Removing Coal Tar Stains from Concrete

Procedure code:
371012S
Source:
Historic Concrete: Investigation & Repair - Pre-Conference Training Course, APT Annual Meeting, 1989.
Division:
Concrete
Section:
Concrete Cleaning
Last Modified:
07/20/2016

PREFACE

The cleaning or removal of stains from concrete may involve the use of liquids, detergents or solvents which may run off on adjacent material, discolor the concrete or drive the stains deeper into porous concrete. Use the products and techniques described here only for the combinations of dirt/stain and concrete specified.

PART 1---GENERAL

1.01 SUMMARY

  1. This procedure includes guidance on removing coal tar such as roofing tar from concrete using freezing agents and poulticing. The types of tar staining addressed here include the following:

    1. Hot-Applied Coal Tar: like molten asphalt, this type of tar usually does not penetrate concrete deeply.

    2. Cutback Coal Tar: likely to penetrate deeply.

  2. Safety Precautions:

    1. DO NOT save unused portions of stain-removal materials.

    2. DO NOT store any chemicals in unmarked containers.

    3. The manufactured treatments if used should follow the manufacturer's guidance on product use for safety.

    4. No use of organic solvents indoors should be allowed without substantial air movement. Use only spark-proof fans near operations involving flammable liquids.

    5. Provide adequate clothing and protective gear where the chemicals are indicated to be dangerous.

    6. Have available antidote and accident treatment chemicals where noted.

  3. Read "General Project Guidelines" along with this specification. These guidelines should be reviewed prior to performing this procedure and should be followed, when applicable, along with recommendations from the Regional Historic Preservation Officer (RHPO). The guidelines cover the following sections:

    1. Safety Precautions

    2. Historic Structures Precautions

    3. Submittals

    4. Quality Assurance

    5. Delivery, Storage and Handling

    6. Project/Site Conditions

    7. Sequencing and Scheduling

    8. General Protection (Surface and Surrounding)

  4. See also "Removing Asphalt Stains from Concrete".

PART 2---PRODUCTS

2.01 MATERIALS

NOTE: Chemical products are sometimes sold under a common name. This usually means that the substance is not as pure as the same chemical sold under its chemical name. The grade of purity of common name substances, however, is usually adequate for stain removal work, and these products should be purchased when available, as they tend to be less expensive. Common names are indicated below by an asterisk (*).
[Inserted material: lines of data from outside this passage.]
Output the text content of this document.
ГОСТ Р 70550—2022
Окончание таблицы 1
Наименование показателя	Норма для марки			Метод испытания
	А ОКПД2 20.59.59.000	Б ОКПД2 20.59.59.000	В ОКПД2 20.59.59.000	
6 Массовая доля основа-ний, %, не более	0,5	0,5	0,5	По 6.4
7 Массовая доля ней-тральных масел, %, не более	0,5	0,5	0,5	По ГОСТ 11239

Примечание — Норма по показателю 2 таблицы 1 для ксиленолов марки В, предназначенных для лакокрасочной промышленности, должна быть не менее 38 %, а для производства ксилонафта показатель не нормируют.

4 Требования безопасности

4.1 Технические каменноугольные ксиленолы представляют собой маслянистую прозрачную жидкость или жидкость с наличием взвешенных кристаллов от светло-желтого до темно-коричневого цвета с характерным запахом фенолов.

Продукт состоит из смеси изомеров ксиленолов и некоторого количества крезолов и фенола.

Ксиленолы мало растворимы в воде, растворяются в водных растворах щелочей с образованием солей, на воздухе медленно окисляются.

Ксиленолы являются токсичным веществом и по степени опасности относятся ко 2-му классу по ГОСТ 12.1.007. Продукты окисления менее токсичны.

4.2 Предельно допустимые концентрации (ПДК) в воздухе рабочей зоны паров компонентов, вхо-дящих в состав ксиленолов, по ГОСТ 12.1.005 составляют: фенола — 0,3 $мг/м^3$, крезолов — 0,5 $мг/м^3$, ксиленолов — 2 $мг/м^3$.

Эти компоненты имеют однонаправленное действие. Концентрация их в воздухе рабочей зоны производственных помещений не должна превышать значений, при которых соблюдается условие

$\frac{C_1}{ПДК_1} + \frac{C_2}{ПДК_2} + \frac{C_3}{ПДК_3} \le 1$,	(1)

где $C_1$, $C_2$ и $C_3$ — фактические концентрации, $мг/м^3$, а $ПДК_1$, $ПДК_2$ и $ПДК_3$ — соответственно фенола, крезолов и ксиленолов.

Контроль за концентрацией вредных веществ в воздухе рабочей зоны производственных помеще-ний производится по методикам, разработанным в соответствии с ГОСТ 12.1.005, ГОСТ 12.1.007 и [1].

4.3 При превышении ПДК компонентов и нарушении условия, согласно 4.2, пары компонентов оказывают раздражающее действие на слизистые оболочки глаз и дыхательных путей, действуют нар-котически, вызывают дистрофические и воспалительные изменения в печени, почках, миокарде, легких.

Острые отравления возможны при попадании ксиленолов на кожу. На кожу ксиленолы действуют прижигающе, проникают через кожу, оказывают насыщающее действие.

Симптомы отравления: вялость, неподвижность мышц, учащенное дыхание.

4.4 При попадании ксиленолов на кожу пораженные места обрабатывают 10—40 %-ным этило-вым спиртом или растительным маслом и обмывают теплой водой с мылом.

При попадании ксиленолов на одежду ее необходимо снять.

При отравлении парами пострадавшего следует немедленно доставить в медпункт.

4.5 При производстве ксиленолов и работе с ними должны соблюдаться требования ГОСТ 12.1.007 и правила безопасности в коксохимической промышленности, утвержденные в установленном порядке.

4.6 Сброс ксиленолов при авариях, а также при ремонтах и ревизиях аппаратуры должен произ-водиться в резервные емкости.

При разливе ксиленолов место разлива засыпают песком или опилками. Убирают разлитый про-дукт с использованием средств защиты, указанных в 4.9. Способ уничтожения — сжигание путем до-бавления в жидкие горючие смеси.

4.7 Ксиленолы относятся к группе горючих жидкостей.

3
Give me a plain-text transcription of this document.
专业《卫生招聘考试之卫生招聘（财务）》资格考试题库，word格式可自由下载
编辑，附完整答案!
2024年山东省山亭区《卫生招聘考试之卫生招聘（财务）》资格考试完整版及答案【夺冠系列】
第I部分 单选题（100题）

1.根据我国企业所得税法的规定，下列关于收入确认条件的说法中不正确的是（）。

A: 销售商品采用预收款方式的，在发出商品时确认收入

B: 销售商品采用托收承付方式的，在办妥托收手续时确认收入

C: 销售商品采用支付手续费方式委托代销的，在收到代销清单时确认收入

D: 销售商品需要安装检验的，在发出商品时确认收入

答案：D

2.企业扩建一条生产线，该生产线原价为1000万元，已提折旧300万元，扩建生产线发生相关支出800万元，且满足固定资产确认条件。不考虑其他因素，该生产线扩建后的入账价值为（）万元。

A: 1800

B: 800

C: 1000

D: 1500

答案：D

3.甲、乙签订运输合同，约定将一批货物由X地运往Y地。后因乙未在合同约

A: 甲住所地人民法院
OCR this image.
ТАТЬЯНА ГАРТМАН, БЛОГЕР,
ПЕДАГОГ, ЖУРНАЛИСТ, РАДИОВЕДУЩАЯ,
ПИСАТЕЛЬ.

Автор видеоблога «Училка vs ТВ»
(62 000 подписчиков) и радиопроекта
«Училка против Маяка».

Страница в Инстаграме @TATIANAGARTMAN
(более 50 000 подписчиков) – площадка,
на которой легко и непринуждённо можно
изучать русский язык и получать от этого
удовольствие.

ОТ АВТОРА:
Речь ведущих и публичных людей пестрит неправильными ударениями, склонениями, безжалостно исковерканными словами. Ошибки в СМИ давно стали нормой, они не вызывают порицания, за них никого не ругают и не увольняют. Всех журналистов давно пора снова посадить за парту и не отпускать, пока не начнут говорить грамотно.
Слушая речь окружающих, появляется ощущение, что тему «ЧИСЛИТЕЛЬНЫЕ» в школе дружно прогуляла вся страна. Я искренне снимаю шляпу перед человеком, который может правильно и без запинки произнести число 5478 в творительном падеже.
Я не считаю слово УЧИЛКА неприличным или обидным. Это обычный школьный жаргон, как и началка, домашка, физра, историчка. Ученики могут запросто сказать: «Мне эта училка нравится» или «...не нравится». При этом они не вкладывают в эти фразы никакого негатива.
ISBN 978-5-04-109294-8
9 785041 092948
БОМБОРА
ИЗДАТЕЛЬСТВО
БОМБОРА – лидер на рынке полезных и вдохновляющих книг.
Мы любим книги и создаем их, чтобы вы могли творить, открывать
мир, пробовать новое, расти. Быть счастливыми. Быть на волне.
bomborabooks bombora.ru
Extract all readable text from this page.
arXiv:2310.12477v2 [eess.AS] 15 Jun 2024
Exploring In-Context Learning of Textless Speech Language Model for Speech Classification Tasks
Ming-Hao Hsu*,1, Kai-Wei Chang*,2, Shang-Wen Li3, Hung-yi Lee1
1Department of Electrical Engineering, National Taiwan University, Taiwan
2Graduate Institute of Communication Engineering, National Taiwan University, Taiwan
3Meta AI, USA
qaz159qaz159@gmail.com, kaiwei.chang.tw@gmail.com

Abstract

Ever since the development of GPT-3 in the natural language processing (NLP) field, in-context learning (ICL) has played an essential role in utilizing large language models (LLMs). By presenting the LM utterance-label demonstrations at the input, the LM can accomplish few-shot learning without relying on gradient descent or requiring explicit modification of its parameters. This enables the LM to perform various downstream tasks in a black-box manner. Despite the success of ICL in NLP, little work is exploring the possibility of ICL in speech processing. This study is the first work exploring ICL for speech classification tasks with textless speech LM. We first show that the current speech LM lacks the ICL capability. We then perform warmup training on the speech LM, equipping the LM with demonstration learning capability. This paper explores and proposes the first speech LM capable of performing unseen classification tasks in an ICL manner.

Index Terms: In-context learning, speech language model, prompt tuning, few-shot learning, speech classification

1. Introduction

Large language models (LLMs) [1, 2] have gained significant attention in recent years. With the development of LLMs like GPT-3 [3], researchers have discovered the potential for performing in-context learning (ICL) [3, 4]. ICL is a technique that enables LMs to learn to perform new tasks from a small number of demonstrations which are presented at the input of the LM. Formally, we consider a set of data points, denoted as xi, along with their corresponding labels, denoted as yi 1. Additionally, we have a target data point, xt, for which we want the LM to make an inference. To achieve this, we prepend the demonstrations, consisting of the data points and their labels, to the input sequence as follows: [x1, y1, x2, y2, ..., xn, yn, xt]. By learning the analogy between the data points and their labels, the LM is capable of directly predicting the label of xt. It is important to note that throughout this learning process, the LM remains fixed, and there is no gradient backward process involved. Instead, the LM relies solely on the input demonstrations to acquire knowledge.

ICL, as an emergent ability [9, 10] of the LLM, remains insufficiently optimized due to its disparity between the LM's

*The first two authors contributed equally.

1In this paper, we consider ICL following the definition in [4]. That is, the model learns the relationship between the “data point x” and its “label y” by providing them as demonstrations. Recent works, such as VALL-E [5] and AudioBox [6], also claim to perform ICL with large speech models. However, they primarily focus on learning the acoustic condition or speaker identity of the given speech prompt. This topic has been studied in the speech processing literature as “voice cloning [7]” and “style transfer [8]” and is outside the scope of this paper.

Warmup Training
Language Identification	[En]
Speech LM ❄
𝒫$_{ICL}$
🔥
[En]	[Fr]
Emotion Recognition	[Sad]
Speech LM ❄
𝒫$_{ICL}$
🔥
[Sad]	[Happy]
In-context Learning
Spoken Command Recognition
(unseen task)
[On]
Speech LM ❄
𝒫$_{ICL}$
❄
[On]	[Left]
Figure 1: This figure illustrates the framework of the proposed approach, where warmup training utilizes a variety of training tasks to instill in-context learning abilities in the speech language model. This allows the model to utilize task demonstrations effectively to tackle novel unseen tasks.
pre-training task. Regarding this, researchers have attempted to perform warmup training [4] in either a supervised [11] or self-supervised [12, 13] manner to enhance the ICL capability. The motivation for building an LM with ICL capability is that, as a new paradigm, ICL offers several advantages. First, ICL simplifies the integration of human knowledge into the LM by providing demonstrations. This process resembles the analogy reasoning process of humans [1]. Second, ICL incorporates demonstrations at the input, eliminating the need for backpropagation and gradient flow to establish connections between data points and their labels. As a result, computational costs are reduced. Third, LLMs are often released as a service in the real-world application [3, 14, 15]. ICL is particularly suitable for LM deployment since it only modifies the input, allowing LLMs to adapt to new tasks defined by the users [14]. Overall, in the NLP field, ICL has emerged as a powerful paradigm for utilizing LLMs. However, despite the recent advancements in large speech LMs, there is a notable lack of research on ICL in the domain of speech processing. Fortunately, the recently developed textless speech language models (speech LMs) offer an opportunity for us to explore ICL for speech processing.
  1. Aerosol freezing agent or ice.

  2. For hot-applied coal tar: scouring powder.

  3. For cutback coal tar:

    1. A commercial product produced for the removal of coal tar stains such as "Sure Klean Asphalt and Tar Remover" by ProSoCo, Inc. [a nongovernment website] or an approved equal. 

    2. Filler material such as talc.

    3. Mineral water.

  4. Clean dry towels for blotting the area after treatment.

  5. Clean, potable water.

  6. Accessible source of water, soap and towels for washing and rinsing in case of emergencies associated with the use of chemicals.

2.02 EQUIPMENT

  1. For poulticing:

    1. Glass or ceramic container for mixing the solution.

    2. Wooden utensil for stirring the ingredients.

  2. Wood or plastic spatula.

  3. Stiff bristle brushes (non-metallic).

PART 3---EXECUTION

3.01 PREPARATION

Protection:

  1. Provide adequate wash solutions (i.e. water, soap and towels) before starting the job.

  2. Whenever acid is used, the surface should be thoroughly rinsed with water as soon as its action has been adequate. Otherwise it will continue etching the concrete even though the stain is gone.

3.02 ERECTION, INSTALLATION, APPLICATION

NOTE: DO NOT TRY MORE THAN ONE TREATMENT ON A GIVEN AREA UNLESS THE CHEMICALS USED FROM PRIOR TREATMENT HAVE BEEN WASHED AWAY.

  1. Removing Hot-Applied Coal Tar:

    1. Chill the coated area with an aerosol freezing agent or ice and scrape or chip while the material is brittle.

    2. Using a stiff bristle brush, scrub the surface with scouring powder and water.

    3. Thoroughly rinse the surface with clean, clear water and allow to dry.

    4. Repeat the process as necessary to achieve the desired level of cleanliness.

  2. Removing Cutback Coal Tar:

  3. NOTE: THIS TREATMENT MAY LEAVE A BROWN STAIN, EVEN AFTER SEVERAL APPLICATIONS.

    1. Remove as much as possible by chilling with an aerosol freezing agent or ice and chipping (see 3.02 A. above).

    2. Apply a commercial product made for the removal of coal tar stain and follow manufacturer's guidance for its use.

    3. If a brown color remains on the surface, treat the area using the procedure for removing light stains of iron rust from concrete (see "Poulticing Iron Rust Stains from Concrete" for guidance).